Condamner solidairement la société XL INSURANCE COMPANY SE, la société MMA IARD et la société MMA IARD ASSURANCES MUTUELLES aux entiers dépens de l’instance. »
*
Par conclusions notifiées par voie électronique le 02 juin 2023, les MMA sollicitent :
« Vu l’article 9 du Code de procédure civile,
Vu les articles 1382 et s. (applicables aux faits de l’espèce)
DEBOUTER XL INSURANCE COMPANY SE venant aux droits de la société AXA CORPORATE SOLUTIONS de l’ensemble de ses demandes fins et conclusions à l’endroit des Sociétés MMA IARD et MMA IARD ASSURANCES MUTUELLES,
DEBOUTER les Sociétés DETERMINANT France, ALLIANCE BTP et SMABTP de l’ensemble de leurs demandes fins et conclusions à l’endroit des Sociétés MMA IARD et MMA IARD ASSURANCES MUTUELLES, s’agissant d’un appel en garantie formulé à titre subsidiaire,
METTRE hors de cause les Sociétés MMA IARD et MMA IARD ASSURANCES MUTUELLES,
CONDAMNER la Société XL INSURANCE COMPANY solidairement avec les Sociétés DETERMINANT France, ALLIANCE BTP et la SMABTP à verser aux MMA IARD et MMA IARD ASSURANCES MUTUELLES la somme de 3.000 € au titre des dispositions de l’article 700 du Code de procédure civile, outre entiers dépens,
A titre subsidiaire,
Pour le cas où, par impossible, la Juridiction de céans devait estimer qu’une faute est effectivement rapportée et imputable à la Société PAD CONSTRUCTION, en relation de causalité directe et certaine avec les préjudices des époux [E],
JUGER que la Société PAD CONSTRUCTION ne saurait se voir imputer qu’une responsabilité résiduelle, qui ne saurait excéder 20%.

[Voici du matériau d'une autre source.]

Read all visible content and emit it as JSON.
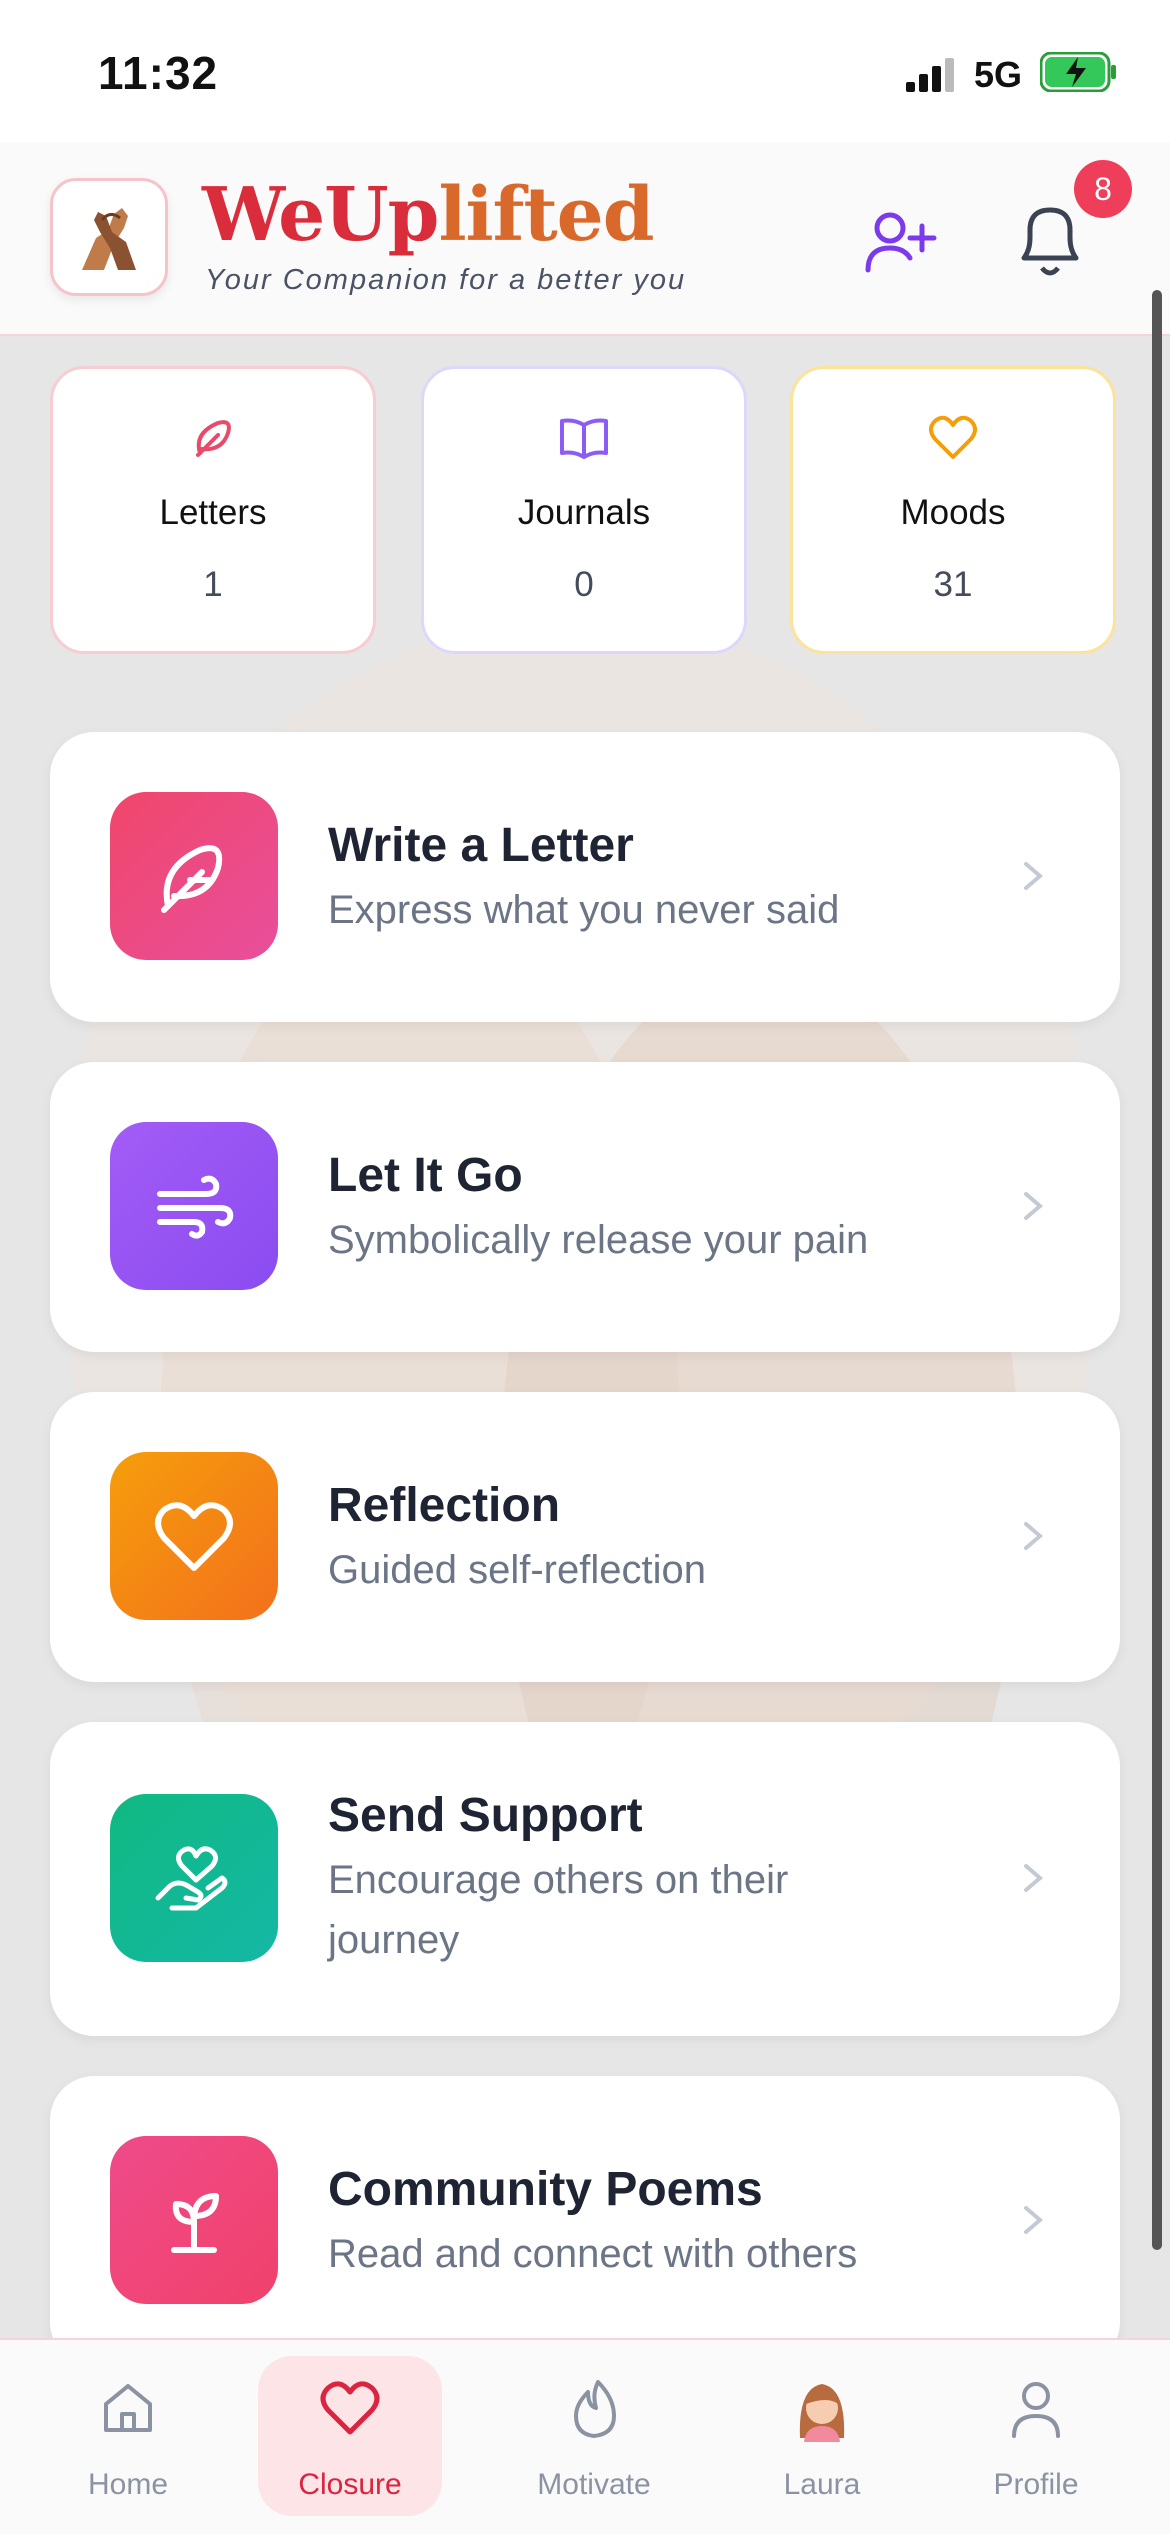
{
  "status_bar": {
    "time": "11:32",
    "network": "5G"
  },
  "header": {
    "title_part1": "WeUp",
    "title_part2": "lifted",
    "tagline": "Your Companion for a better you",
    "notification_count": "8"
  },
  "stats": [
    {
      "label": "Letters",
      "value": "1",
      "icon": "feather-icon",
      "color": "#e84a6a"
    },
    {
      "label": "Journals",
      "value": "0",
      "icon": "book-open-icon",
      "color": "#8b5cf6"
    },
    {
      "label": "Moods",
      "value": "31",
      "icon": "heart-icon",
      "color": "#f59e0b"
    }
  ],
  "features": [
    {
      "title": "Write a Letter",
      "subtitle": "Express what you never said",
      "icon": "feather-icon",
      "color": "#ec4f7c"
    },
    {
      "title": "Let It Go",
      "subtitle": "Symbolically release your pain",
      "icon": "wind-icon",
      "color": "#9b5cf6"
    },
    {
      "title": "Reflection",
      "subtitle": "Guided self-reflection",
      "icon": "heart-icon",
      "color": "#f58a12"
    },
    {
      "title": "Send Support",
      "subtitle": "Encourage others on their journey",
      "icon": "hand-heart-icon",
      "color": "#17b893"
    },
    {
      "title": "Community Poems",
      "subtitle": "Read and connect with others",
      "icon": "sprout-icon",
      "color": "#ee4a86"
    }
  ],
  "tabs": [
    {
      "label": "Home",
      "icon": "home-icon"
    },
    {
      "label": "Closure",
      "icon": "heart-icon",
      "active": true
    },
    {
      "label": "Motivate",
      "icon": "flame-icon"
    },
    {
      "label": "Laura",
      "icon": "avatar-icon"
    },
    {
      "label": "Profile",
      "icon": "user-icon"
    }
  ],
  "colors": {
    "accent": "#d92d3c",
    "accent_alt": "#d9692a",
    "purple": "#7c3aed",
    "tab_active_bg": "#fde4e6"
  }
}
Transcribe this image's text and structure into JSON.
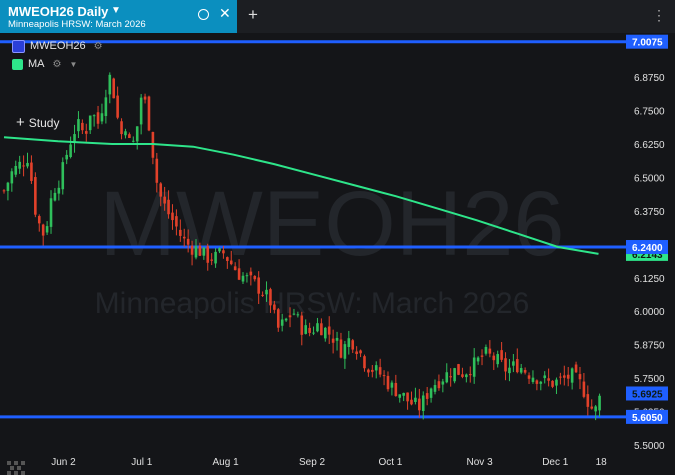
{
  "tab": {
    "title": "MWEOH26 Daily",
    "subtitle": "Minneapolis HRSW: March 2026"
  },
  "legend": {
    "symbol": "MWEOH26",
    "symbol_color": "#2b3fd8",
    "ma": "MA",
    "ma_color": "#2ee58a",
    "study": "Study"
  },
  "icons": {
    "dropdown": "chevron-down-icon",
    "circle": "circle-icon",
    "close": "close-icon",
    "add": "plus-icon",
    "more": "more-vertical-icon",
    "gear": "gear-icon"
  },
  "watermark": {
    "symbol": "MWEOH26",
    "name": "Minneapolis HRSW: March 2026"
  },
  "colors": {
    "up": "#2fbf5b",
    "down": "#e2412a",
    "ma": "#2ee58a",
    "hline": "#1f5fff",
    "background": "#141518"
  },
  "chart_data": {
    "type": "candlestick",
    "y_ticks": [
      "6.8750",
      "6.7500",
      "6.6250",
      "6.5000",
      "6.3750",
      "6.2500",
      "6.1250",
      "6.0000",
      "5.8750",
      "5.7500",
      "5.6250",
      "5.5000"
    ],
    "ylim": [
      5.47,
      7.04
    ],
    "x_ticks": [
      {
        "label": "Jun 2",
        "day": 22
      },
      {
        "label": "Jul 1",
        "day": 51
      },
      {
        "label": "Aug 1",
        "day": 82
      },
      {
        "label": "Sep 2",
        "day": 114
      },
      {
        "label": "Oct 1",
        "day": 143
      },
      {
        "label": "Nov 3",
        "day": 176
      },
      {
        "label": "Dec 1",
        "day": 204
      },
      {
        "label": "18",
        "day": 221
      }
    ],
    "xlim": [
      0,
      225
    ],
    "horizontal_lines": [
      {
        "label": "7.0075",
        "value": 7.0075
      },
      {
        "label": "6.2400",
        "value": 6.24
      },
      {
        "label": "5.6050",
        "value": 5.605
      }
    ],
    "price_markers": [
      {
        "label": "6.2143",
        "value": 6.2143,
        "color": "#2ee58a"
      },
      {
        "label": "5.6925",
        "value": 5.6925,
        "color": "#1f5fff"
      }
    ],
    "ma_series": [
      [
        0,
        6.65
      ],
      [
        20,
        6.635
      ],
      [
        40,
        6.625
      ],
      [
        55,
        6.625
      ],
      [
        70,
        6.615
      ],
      [
        85,
        6.585
      ],
      [
        100,
        6.55
      ],
      [
        115,
        6.51
      ],
      [
        130,
        6.47
      ],
      [
        145,
        6.43
      ],
      [
        160,
        6.385
      ],
      [
        175,
        6.34
      ],
      [
        190,
        6.29
      ],
      [
        205,
        6.24
      ],
      [
        220,
        6.2143
      ]
    ],
    "close_series": [
      [
        0,
        6.45
      ],
      [
        3,
        6.52
      ],
      [
        6,
        6.55
      ],
      [
        9,
        6.58
      ],
      [
        12,
        6.35
      ],
      [
        15,
        6.28
      ],
      [
        18,
        6.45
      ],
      [
        21,
        6.5
      ],
      [
        24,
        6.62
      ],
      [
        27,
        6.7
      ],
      [
        30,
        6.66
      ],
      [
        32,
        6.75
      ],
      [
        35,
        6.7
      ],
      [
        37,
        6.8
      ],
      [
        39,
        6.88
      ],
      [
        41,
        6.8
      ],
      [
        43,
        6.65
      ],
      [
        45,
        6.7
      ],
      [
        47,
        6.6
      ],
      [
        49,
        6.67
      ],
      [
        51,
        6.82
      ],
      [
        53,
        6.75
      ],
      [
        55,
        6.6
      ],
      [
        57,
        6.45
      ],
      [
        60,
        6.38
      ],
      [
        63,
        6.33
      ],
      [
        66,
        6.27
      ],
      [
        69,
        6.24
      ],
      [
        72,
        6.23
      ],
      [
        75,
        6.2
      ],
      [
        78,
        6.2
      ],
      [
        81,
        6.22
      ],
      [
        84,
        6.18
      ],
      [
        87,
        6.14
      ],
      [
        90,
        6.12
      ],
      [
        93,
        6.1
      ],
      [
        96,
        6.07
      ],
      [
        99,
        6.03
      ],
      [
        101,
        5.93
      ],
      [
        104,
        5.96
      ],
      [
        107,
        6.0
      ],
      [
        110,
        5.94
      ],
      [
        113,
        5.92
      ],
      [
        116,
        5.95
      ],
      [
        119,
        5.93
      ],
      [
        122,
        5.9
      ],
      [
        125,
        5.85
      ],
      [
        128,
        5.9
      ],
      [
        131,
        5.86
      ],
      [
        134,
        5.8
      ],
      [
        137,
        5.78
      ],
      [
        140,
        5.76
      ],
      [
        143,
        5.72
      ],
      [
        146,
        5.7
      ],
      [
        150,
        5.66
      ],
      [
        154,
        5.64
      ],
      [
        158,
        5.72
      ],
      [
        162,
        5.75
      ],
      [
        166,
        5.78
      ],
      [
        170,
        5.77
      ],
      [
        174,
        5.8
      ],
      [
        178,
        5.84
      ],
      [
        182,
        5.82
      ],
      [
        186,
        5.78
      ],
      [
        190,
        5.8
      ],
      [
        194,
        5.77
      ],
      [
        198,
        5.75
      ],
      [
        202,
        5.73
      ],
      [
        206,
        5.74
      ],
      [
        210,
        5.76
      ],
      [
        214,
        5.72
      ],
      [
        217,
        5.64
      ],
      [
        219,
        5.63
      ],
      [
        221,
        5.6925
      ]
    ]
  }
}
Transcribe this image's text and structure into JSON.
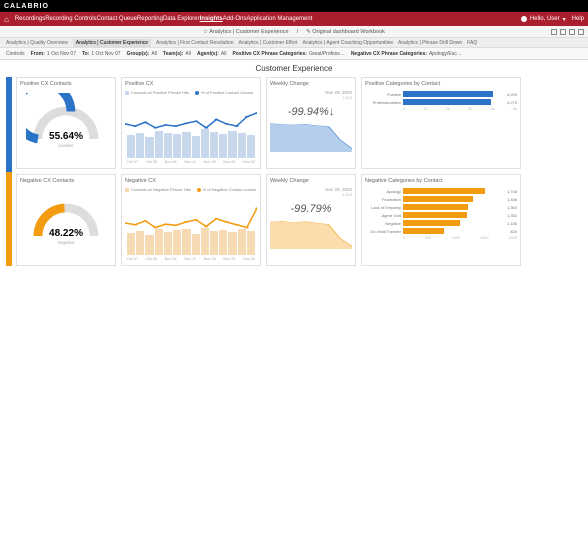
{
  "brand": "CALABRIO",
  "nav": {
    "items": [
      "Recordings",
      "Recording Controls",
      "Contact Queue",
      "Reporting",
      "Data Explorer",
      "Insights",
      "Add-Ons",
      "Application Management"
    ],
    "active": "Insights",
    "user_greeting": "Hello, User",
    "help": "Help"
  },
  "toolbar": {
    "left": "Analytics | Customer Experience",
    "right": "Original dashboard Workbook"
  },
  "breadcrumbs": [
    "Analytics | Quality Overview",
    "Analytics | Customer Experience",
    "Analytics | First Contact Resolution",
    "Analytics | Customer Effort",
    "Analytics | Agent Coaching Opportunities",
    "Analytics | Phrase Drill Down",
    "FAQ"
  ],
  "breadcrumb_active": 1,
  "controls": {
    "label": "Controls",
    "from": {
      "k": "From:",
      "v": "1 Oct Nov 07"
    },
    "to": {
      "k": "To:",
      "v": "1 Oct Nov 07"
    },
    "groups": {
      "k": "Group(s):",
      "v": "All"
    },
    "teams": {
      "k": "Team(s):",
      "v": "All"
    },
    "agents": {
      "k": "Agent(s):",
      "v": "All"
    },
    "pos_cat": {
      "k": "Positive CX Phrase Categories:",
      "v": "Great/Profess…"
    },
    "neg_cat": {
      "k": "Negative CX Phrase Categories:",
      "v": "Apology/Esc…"
    }
  },
  "page_title": "Customer Experience",
  "positive": {
    "gauge": {
      "title": "Positive CX Contacts",
      "value": 55.64,
      "label": "positive"
    },
    "combo": {
      "title": "Positive CX",
      "legend1": "Contacts w/ Positive Phrase Hits",
      "legend2": "% of Positive Contact Volume",
      "bars": [
        42,
        45,
        38,
        50,
        46,
        44,
        48,
        40,
        52,
        47,
        43,
        49,
        45,
        41
      ],
      "line": [
        62,
        58,
        65,
        55,
        60,
        58,
        63,
        67,
        55,
        70,
        62,
        58,
        75,
        82
      ],
      "axis": [
        "Oct 17",
        "Oct 28",
        "Nov 04",
        "Nov 11",
        "Nov 18",
        "Nov 25",
        "Dec 02"
      ]
    },
    "change": {
      "title": "Weekly Change",
      "date": "Nov 29, 2020",
      "sub": "1,915",
      "value": "-99.94%↓",
      "area": [
        95,
        92,
        90,
        93,
        88,
        85,
        40,
        12
      ]
    },
    "cats": {
      "title": "Positive Categories by Contact",
      "items": [
        {
          "label": "Positive",
          "value": 4293,
          "pct": 90
        },
        {
          "label": "Professionalism",
          "value": 4273,
          "pct": 88
        }
      ],
      "axis": [
        "0",
        "1k",
        "2k",
        "3k",
        "4k",
        "5k"
      ]
    }
  },
  "negative": {
    "gauge": {
      "title": "Negative CX Contacts",
      "value": 48.22,
      "label": "negative"
    },
    "combo": {
      "title": "Negative CX",
      "legend1": "Contacts w/ Negative Phrase Hits",
      "legend2": "% of Negative Contact volume",
      "bars": [
        40,
        44,
        36,
        48,
        42,
        45,
        47,
        39,
        50,
        44,
        46,
        42,
        48,
        44
      ],
      "line": [
        58,
        55,
        62,
        50,
        56,
        54,
        60,
        64,
        52,
        66,
        60,
        55,
        50,
        85
      ],
      "axis": [
        "Oct 17",
        "Oct 28",
        "Nov 04",
        "Nov 11",
        "Nov 18",
        "Nov 25",
        "Dec 02"
      ]
    },
    "change": {
      "title": "Weekly Change",
      "date": "Nov 29, 2020",
      "sub": "1,915",
      "value": "-99.79%",
      "area": [
        90,
        93,
        88,
        91,
        86,
        82,
        35,
        10
      ]
    },
    "cats": {
      "title": "Negative Categories by Contact",
      "items": [
        {
          "label": "Apology",
          "value": 1748,
          "pct": 82
        },
        {
          "label": "Frustration",
          "value": 1468,
          "pct": 70
        },
        {
          "label": "Lack of Empathy",
          "value": 1363,
          "pct": 65
        },
        {
          "label": "Agent Void",
          "value": 1352,
          "pct": 64
        },
        {
          "label": "Negative",
          "value": 1186,
          "pct": 57
        },
        {
          "label": "On-Hold/Transfer",
          "value": 825,
          "pct": 40
        }
      ],
      "axis": [
        "0",
        "500",
        "1000",
        "1500",
        "2000"
      ]
    }
  },
  "chart_data": [
    {
      "type": "gauge",
      "title": "Positive CX Contacts",
      "value": 55.64,
      "unit": "%",
      "range": [
        0,
        100
      ]
    },
    {
      "type": "gauge",
      "title": "Negative CX Contacts",
      "value": 48.22,
      "unit": "%",
      "range": [
        0,
        100
      ]
    },
    {
      "type": "bar-line",
      "title": "Positive CX",
      "categories": [
        "Oct 17",
        "Oct 28",
        "Nov 04",
        "Nov 11",
        "Nov 18",
        "Nov 25",
        "Dec 02"
      ],
      "series": [
        {
          "name": "Contacts w/ Positive Phrase Hits",
          "type": "bar",
          "values": [
            42,
            45,
            38,
            50,
            46,
            44,
            48,
            40,
            52,
            47,
            43,
            49,
            45,
            41
          ]
        },
        {
          "name": "% of Positive Contact Volume",
          "type": "line",
          "values": [
            62,
            58,
            65,
            55,
            60,
            58,
            63,
            67,
            55,
            70,
            62,
            58,
            75,
            82
          ]
        }
      ]
    },
    {
      "type": "bar-line",
      "title": "Negative CX",
      "categories": [
        "Oct 17",
        "Oct 28",
        "Nov 04",
        "Nov 11",
        "Nov 18",
        "Nov 25",
        "Dec 02"
      ],
      "series": [
        {
          "name": "Contacts w/ Negative Phrase Hits",
          "type": "bar",
          "values": [
            40,
            44,
            36,
            48,
            42,
            45,
            47,
            39,
            50,
            44,
            46,
            42,
            48,
            44
          ]
        },
        {
          "name": "% of Negative Contact volume",
          "type": "line",
          "values": [
            58,
            55,
            62,
            50,
            56,
            54,
            60,
            64,
            52,
            66,
            60,
            55,
            50,
            85
          ]
        }
      ]
    },
    {
      "type": "area",
      "title": "Weekly Change (Positive)",
      "value_label": "-99.94%",
      "x": [
        1,
        2,
        3,
        4,
        5,
        6,
        7,
        8
      ],
      "values": [
        95,
        92,
        90,
        93,
        88,
        85,
        40,
        12
      ]
    },
    {
      "type": "area",
      "title": "Weekly Change (Negative)",
      "value_label": "-99.79%",
      "x": [
        1,
        2,
        3,
        4,
        5,
        6,
        7,
        8
      ],
      "values": [
        90,
        93,
        88,
        91,
        86,
        82,
        35,
        10
      ]
    },
    {
      "type": "bar",
      "title": "Positive Categories by Contact",
      "orientation": "horizontal",
      "categories": [
        "Positive",
        "Professionalism"
      ],
      "values": [
        4293,
        4273
      ],
      "xlim": [
        0,
        5000
      ]
    },
    {
      "type": "bar",
      "title": "Negative Categories by Contact",
      "orientation": "horizontal",
      "categories": [
        "Apology",
        "Frustration",
        "Lack of Empathy",
        "Agent Void",
        "Negative",
        "On-Hold/Transfer"
      ],
      "values": [
        1748,
        1468,
        1363,
        1352,
        1186,
        825
      ],
      "xlim": [
        0,
        2000
      ]
    }
  ]
}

JUGER que l’assureur Dommage ouvrage doit répondre de ses manquements et, spécialement, de sa gestion fautive et de ses conséquences et assumer une part de responsabilité de 40% et que les Sociétés DETERMINANT France et ALLIANCE BTP, intervenues pour mettre en œuvre des travaux devant mettre un terme aux désordres, à hauteur de 40%.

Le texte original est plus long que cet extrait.